Improved Backup Scheduling With Data Deduplication Techniques For Saas In Cloud

The cloud computing is a technology which is used to provide resources as a service. There are many services provided by cloud provider. They are Software-as-a-Service, Platformas-a-Service, Infrastructure-as-a-Service, etc. The cloud computing provides the Storage-as-a-Service which is used to backup the users data into cloud. The Storage-as-a- Service is provided by Storage Service Provider or Cloud Service Provider. This service is provided by Cloud Service Provider which is effective, reliable and cost-effective. The existing backup scheduling provides the reliability by maintaining the same copy of the data twice.

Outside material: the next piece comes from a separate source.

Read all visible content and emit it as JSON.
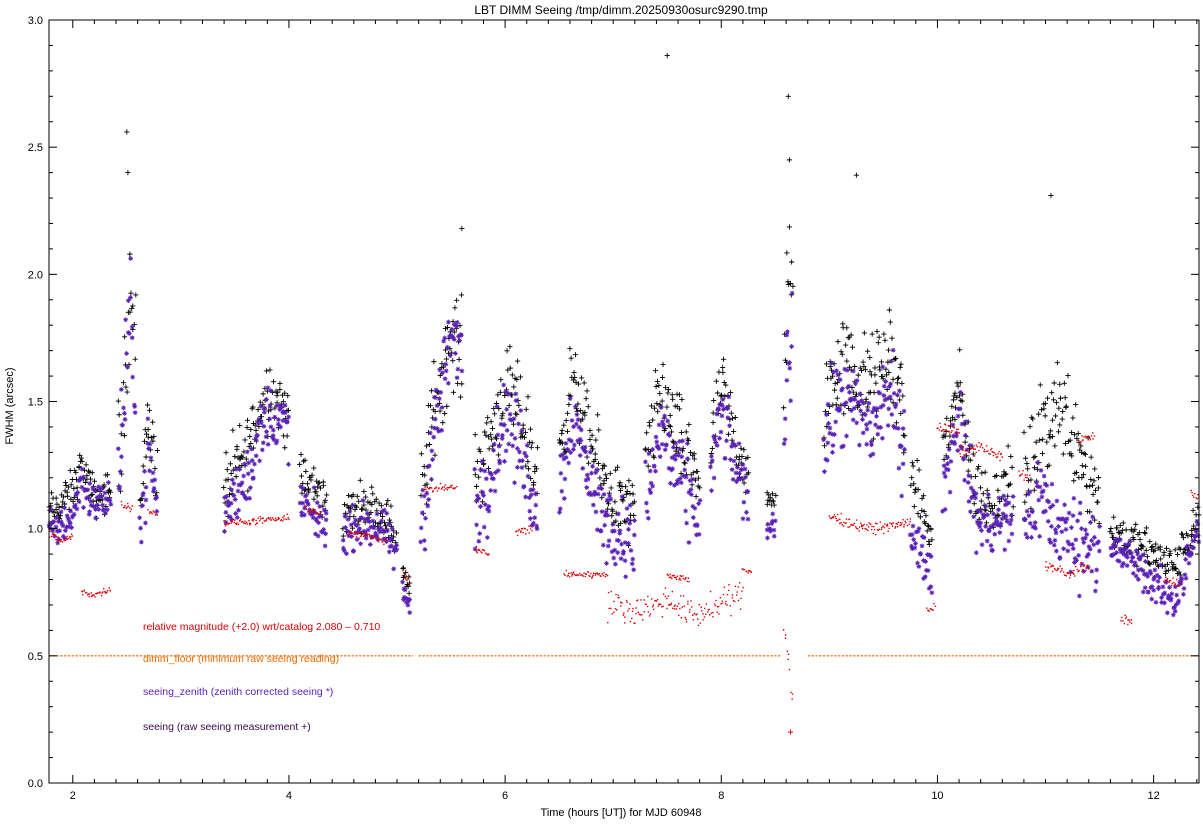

The existing backup scheduling provides the reliability and backup speed, but the redundancy of data is not considered. The redundancy of data leads to more storage space consumption for the same file. The existing backup scheduling do not take into consideration the security issues. The limitations of the existing backup scheduling algorithm is improved by proposing a backup scheduling algorithm(IBSD) which aims at reducing redundancy without compromising on availability. The IBSD algorithm reduces redundancy by deduplication techniques. The deduplication is a technique which is used to identify the duplicate data. The de-duplication identifies the duplicate data and eliminates it, by storing only one copy of the original data. If the duplicate occurs then the link will be added to the existing data. There are many techniques reported in literature for de-duplication which includes Whole File Chunking, Fixed Length Partition, and Content Defined Chunking. The Improved Backup Scheduling with Deduplication (IBSD) provides the backup scheduling with data de-duplication at file level and at chunk level. The IBSD reduces the bandwidth consumption by determining the duplicate data at consumer side itself. The new metric Storage Utilization Ratio (SUR) is proposed.